MariaDB [test]>  SELECT COUNT(*)  AS cnt, COALESCE(LOWER(CONCAT(LPAD(CONV(BIT_XOR(CAST(CONV(SUBSTRING(@crc, 1, 16), 16, 10) AS UNSIGNED)), 10, 16), 16, '0'), LPAD(CONV(BIT_XOR(CAST(CONV(SUBSTRING(@crc := MD5(CONCAT_WS('#', `date_1` + 0, `id`, `d`, `c`, `tic`, `value_1`, `value_2`, `value_3`, `value_4`, `is_processing_validated`, `date_2` + 0, CONCAT(ISNULL(`d`), ISNULL(`c`), ISNULL(`tic`), ISNULL(`value_1`), ISNULL(`value_2`), ISNULL(`value_3`), ISNULL(`value_4`), ISNULL(`is_processing_validated`)))), 17, 16), 16, 10) AS UNSIGNED)), 10, 16), 16, '0'))), 0) AS crc FROM `test`.`T` FORCE INDEX(`PRIMARY`) WHERE ((`date_1` > '2020-01-08 13:43:16') OR (`date_1` = '2020-01-08 13:43:16' AND `id` >= '1283507')) AND ((`date_1` < '2020-01-08 13:43:28') OR (`date_1` = '2020-01-08 13:43:28' AND `id` <= '1854530'));
 
+-------+----------------------------------+
| cnt   | crc                              |
+-------+----------------------------------+
| 34121 | 0000000000000000e3edfd9f0148c286 |
+-------+----------------------------------+
1 row in set (11.230 sec)
 
MariaDB [test]> SELECT COUNT(*)  AS cnt, COALESCE(LOWER(CONCAT(LPAD(CONV(BIT_XOR(CAST(CONV(SUBSTRING(@crc, 1, 16), 16, 10) AS UNSIGNED)), 10, 16), 16, '0'), LPAD(CONV(BIT_XOR(CAST(CONV(SUBSTRING(@crc := MD5(CONCAT_WS('#', `date_1` + 0, `id`, `d`, `c`, `tic`, `value_1`, `value_2`, `value_3`, `value_4`, `is_processing_validated`, `date_2` + 0, CONCAT(ISNULL(`d`), ISNULL(`c`), ISNULL(`tic`), ISNULL(`value_1`), ISNULL(`value_2`), ISNULL(`value_3`), ISNULL(`value_4`), ISNULL(`is_processing_validated`)))), 17, 16), 16, 10) AS UNSIGNED)), 10, 16), 16, '0'))), 0) AS crc FROM `test`.`T` FORCE INDEX(`PRIMARY`) WHERE ((`date_1` > '2020-01-08 13:43:16') OR (`date_1` = '2020-01-08 13:43:16' AND `id` >= '1283507')) AND ((`date_1` < '2020-01-08 13:43:28') OR (`date_1` = '2020-01-08 13:43:28' AND `id` <= '1854530'));
+-------+----------------------------------+
| cnt   | crc                              |
+-------+----------------------------------+
| 34121 | 7e756f5a0de6135ee3edfd9f0148c286 |
+-------+----------------------------------+
1 row in set (12.281 sec)

The server encoding & collation: utfbm4 ;

Always the fist query have a bad CRC result filled with 0 on half bytes
12sec ro read 30K rows hooo god !

MariaDB [test]> alter table T engine innodb ;
Query OK, 34121 rows affected (0.217 sec)              

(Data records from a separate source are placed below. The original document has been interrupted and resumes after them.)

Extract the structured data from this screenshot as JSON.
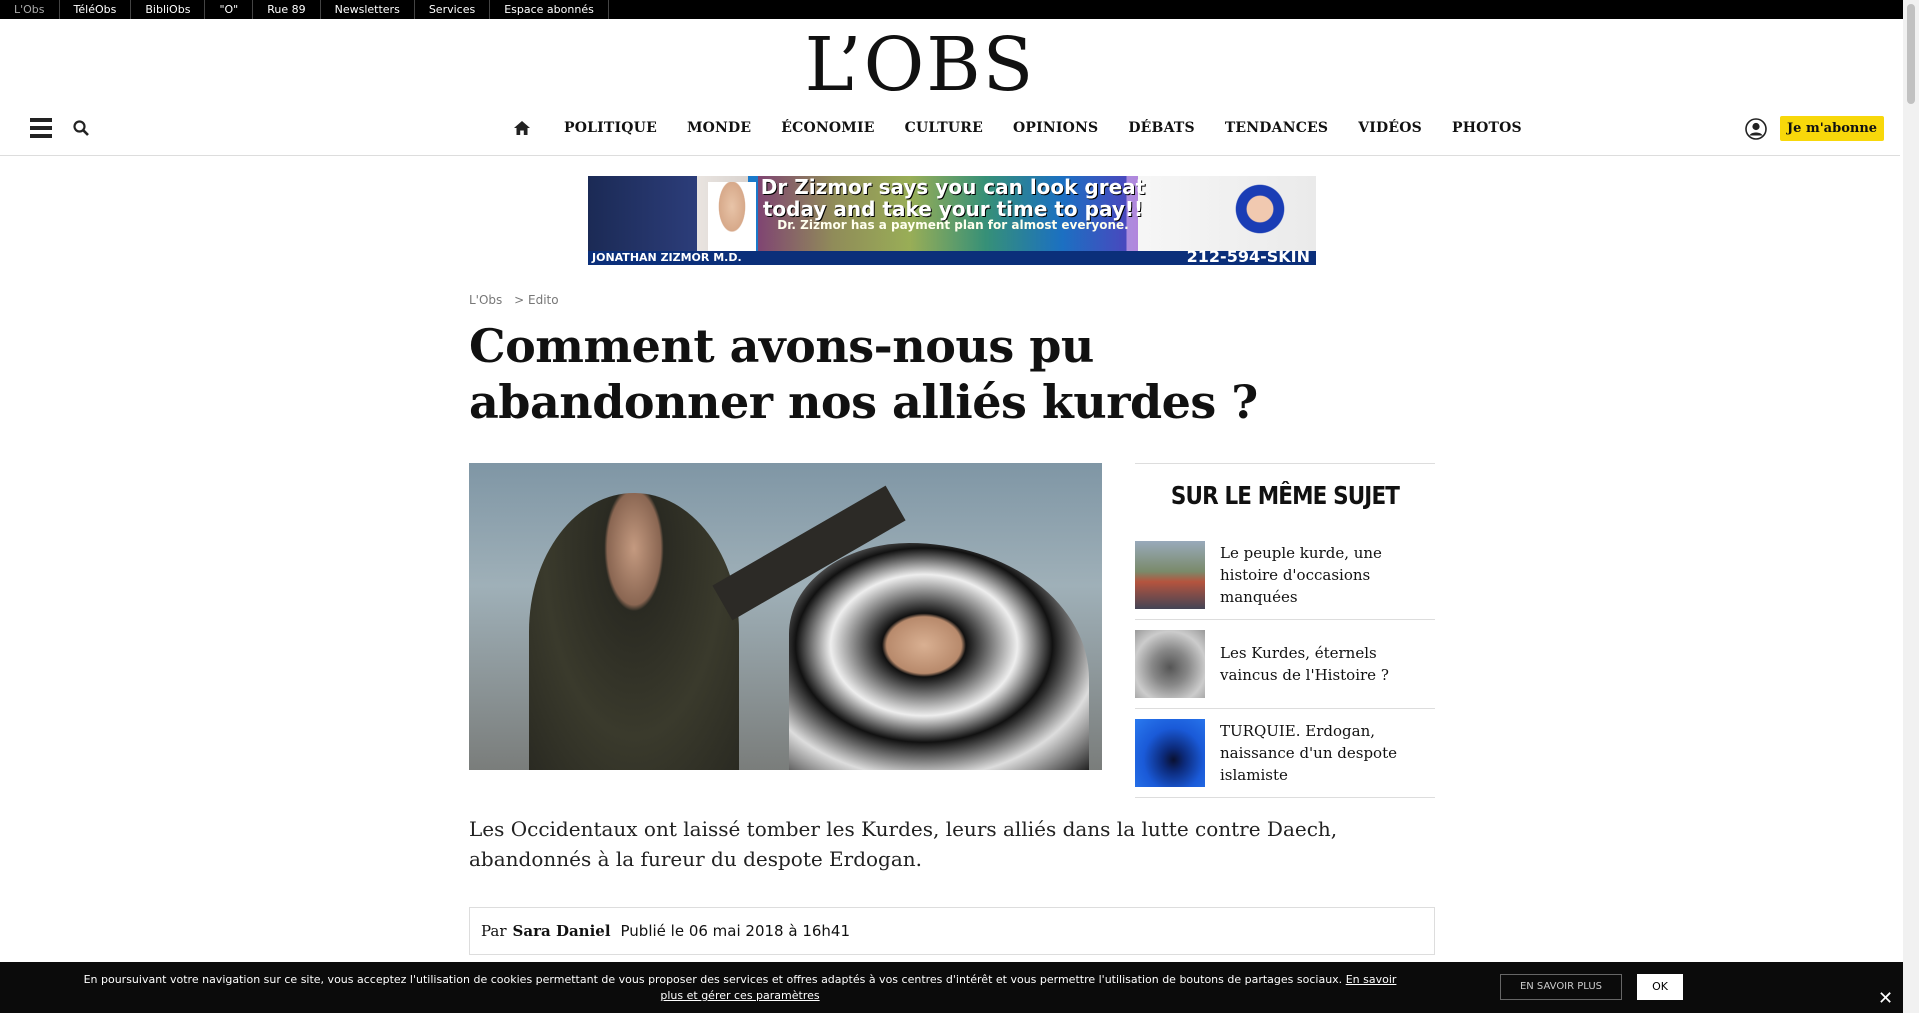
{
  "topbar": {
    "links": [
      "L'Obs",
      "TéléObs",
      "BibliObs",
      "\"O\"",
      "Rue 89",
      "Newsletters",
      "Services",
      "Espace abonnés"
    ]
  },
  "header": {
    "logo": "L’OBS",
    "nav": [
      "POLITIQUE",
      "MONDE",
      "ÉCONOMIE",
      "CULTURE",
      "OPINIONS",
      "DÉBATS",
      "TENDANCES",
      "VIDÉOS",
      "PHOTOS"
    ],
    "subscribe": "Je m'abonne"
  },
  "ad": {
    "headline": "Dr Zizmor says you can look great today and take your time to pay!!",
    "subline": "Dr. Zizmor has a payment plan for almost everyone.",
    "name": "JONATHAN ZIZMOR M.D.",
    "phone": "212-594-SKIN"
  },
  "article": {
    "breadcrumb": [
      "L'Obs",
      "> Edito"
    ],
    "title": "Comment avons-nous pu abandonner nos alliés kurdes ?",
    "lede": "Les Occidentaux ont laissé tomber les Kurdes, leurs alliés dans la lutte contre Daech, abandonnés à la fureur du despote Erdogan.",
    "byline_prefix": "Par",
    "author": "Sara Daniel",
    "published": "Publié le 06 mai 2018 à 16h41"
  },
  "aside": {
    "heading": "SUR LE MÊME SUJET",
    "items": [
      {
        "text": "Le peuple kurde, une histoire d'occasions manquées"
      },
      {
        "text": "Les Kurdes, éternels vaincus de l'Histoire ?"
      },
      {
        "text": "TURQUIE. Erdogan, naissance d'un despote islamiste"
      }
    ]
  },
  "cookie": {
    "message": "En poursuivant votre navigation sur ce site, vous acceptez l'utilisation de cookies permettant de vous proposer des services et offres adaptés à vos centres d'intérêt et vous permettre l'utilisation de boutons de partages sociaux.",
    "link": "En savoir plus et gérer ces paramètres",
    "more_button": "EN SAVOIR PLUS",
    "ok_button": "OK",
    "close": "✕"
  },
  "icons": {
    "menu": "menu-icon",
    "search": "search-icon",
    "home": "home-icon",
    "user": "user-icon"
  },
  "colors": {
    "subscribe_bg": "#f8d80a",
    "topbar_bg": "#000000",
    "cookie_bg": "#0b0b0b"
  }
}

Records: 34121  Duplicates: 0  Warnings: 0
 
 
root@s18-fr-1:~# mysql -hdb1.tst-2x-mariadb104-proxysql.svc.cloud18 -uroot -pmariadb -P3306 --local-infile test 
Reading table information for completion of table and column names
You can turn off this feature to get a quicker startup with -A
 
Welcome to the MariaDB monitor.  Commands end with ; or \g.

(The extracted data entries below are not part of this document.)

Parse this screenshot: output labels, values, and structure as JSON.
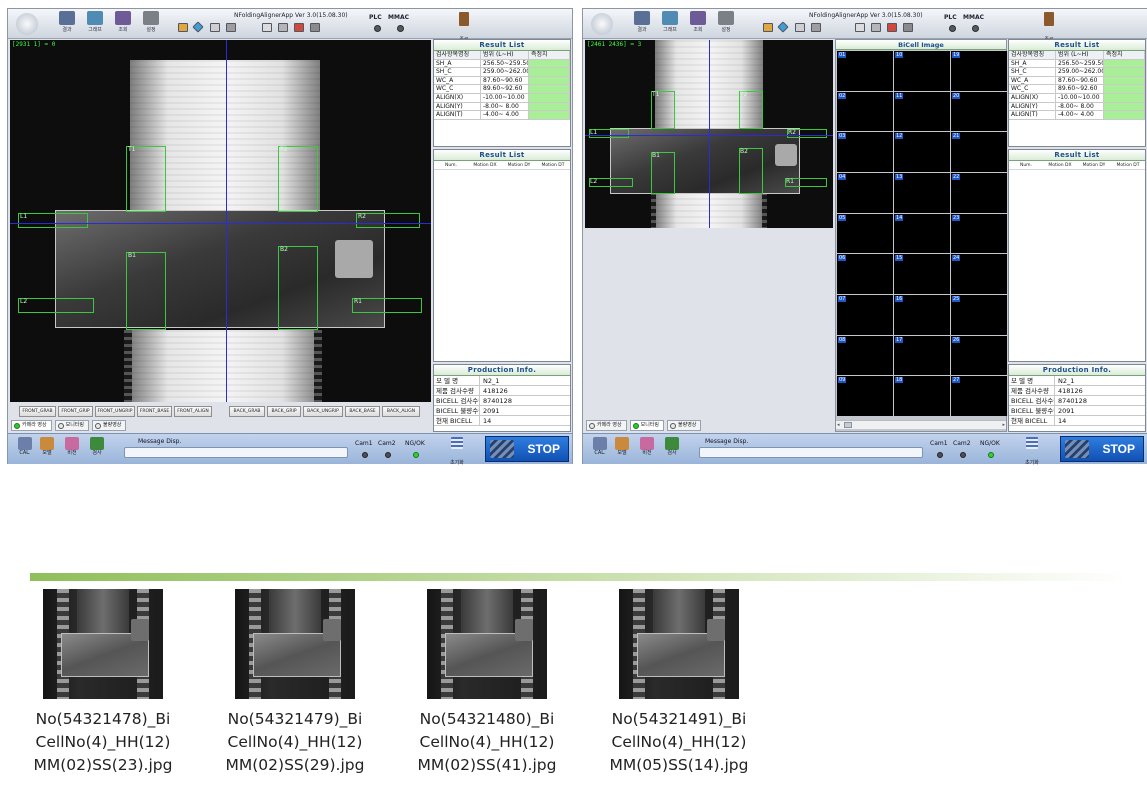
{
  "toolbar": {
    "app_title": "NFoldingAlignerApp Ver 3.0(15.08.30)",
    "buttons": [
      {
        "label": "결과",
        "icon": "result-icon"
      },
      {
        "label": "그래프",
        "icon": "graph-icon"
      },
      {
        "label": "조회",
        "icon": "search-doc-icon"
      },
      {
        "label": "설정",
        "icon": "settings-icon"
      }
    ],
    "plc_label": "PLC",
    "mmac_label": "MMAC",
    "exit_label": "종료"
  },
  "window1": {
    "coord": "[2931 1] = 0",
    "roi_labels": {
      "t1": "T1",
      "t2": "T2",
      "l1": "L1",
      "r2": "R2",
      "b1": "B1",
      "b2": "B2",
      "l2": "L2",
      "r1": "R1"
    },
    "grab_buttons": [
      "FRONT_GRAB",
      "FRONT_GRIP",
      "FRONT_UNGRIP",
      "FRONT_BASE",
      "FRONT_ALIGN",
      "BACK_GRAB",
      "BACK_GRIP",
      "BACK_UNGRIP",
      "BACK_BASE",
      "BACK_ALIGN"
    ]
  },
  "window2": {
    "coord": "[2461 2436] = 3",
    "roi_labels": {
      "t1": "T1",
      "t2": "T2",
      "l1": "L1",
      "r2": "R2",
      "b1": "B1",
      "b2": "B2",
      "l2": "L2",
      "r1": "R1"
    },
    "bicell_title": "BiCell Image",
    "bicell_cells": [
      "01",
      "10",
      "19",
      "02",
      "11",
      "20",
      "03",
      "12",
      "21",
      "04",
      "13",
      "22",
      "05",
      "14",
      "23",
      "06",
      "15",
      "24",
      "07",
      "16",
      "25",
      "08",
      "17",
      "26",
      "09",
      "18",
      "27"
    ]
  },
  "result_list": {
    "title": "Result List",
    "headers": [
      "검사항목명칭",
      "범위 (L~H)",
      "측정치"
    ],
    "rows": [
      {
        "name": "SH_A",
        "range": "256.50~259.50"
      },
      {
        "name": "SH_C",
        "range": "259.00~262.00"
      },
      {
        "name": "WC_A",
        "range": "87.60~90.60"
      },
      {
        "name": "WC_C",
        "range": "89.60~92.60"
      },
      {
        "name": "ALIGN(X)",
        "range": "-10.00~10.00"
      },
      {
        "name": "ALIGN(Y)",
        "range": "-8.00~ 8.00"
      },
      {
        "name": "ALIGN(T)",
        "range": "-4.00~ 4.00"
      }
    ]
  },
  "motion_list": {
    "title": "Result List",
    "headers": [
      "Num.",
      "Motion DX",
      "Motion DY",
      "Motion DT"
    ]
  },
  "production": {
    "title": "Production Info.",
    "rows": [
      {
        "key": "모 델 명",
        "value": "N2_1"
      },
      {
        "key": "제품 검사수량",
        "value": "418126"
      },
      {
        "key": "BICELL 검사수량",
        "value": "8740128"
      },
      {
        "key": "BICELL 불량수량",
        "value": "2091"
      },
      {
        "key": "현재 BICELL",
        "value": "14"
      }
    ]
  },
  "tabs": [
    "카메라 영상",
    "모니터링",
    "불량영상"
  ],
  "status_bar": {
    "buttons": [
      {
        "label": "CAL.",
        "icon": "calibration-icon"
      },
      {
        "label": "모델",
        "icon": "model-icon"
      },
      {
        "label": "비전",
        "icon": "vision-icon"
      },
      {
        "label": "검사",
        "icon": "inspect-icon"
      }
    ],
    "message_label": "Message Disp.",
    "cam1": "Cam1",
    "cam2": "Cam2",
    "ngok": "NG/OK",
    "reset_label": "초기화",
    "stop_label": "STOP"
  },
  "files": [
    {
      "name": "No(54321478)_BiCellNo(4)_HH(12)MM(02)SS(23).jpg"
    },
    {
      "name": "No(54321479)_BiCellNo(4)_HH(12)MM(02)SS(29).jpg"
    },
    {
      "name": "No(54321480)_BiCellNo(4)_HH(12)MM(02)SS(41).jpg"
    },
    {
      "name": "No(54321491)_BiCellNo(4)_HH(12)MM(05)SS(14).jpg"
    }
  ],
  "colors": {
    "measure_ok": "#a9ef98",
    "roi": "#3cc83c",
    "stop": "#1150b4",
    "header_text": "#1e4f8c"
  }
}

Your MariaDB connection id is 54792
Server version: 10.4.8-MariaDB-1:10.4.8+maria~bionic-log mariadb.org binary distribution
 
Copyright (c) 2000, 2018, Oracle, MariaDB Corporation Ab and others.
 
Type 'help;' or '\h' for help. Type '\c' to clear the current input statement.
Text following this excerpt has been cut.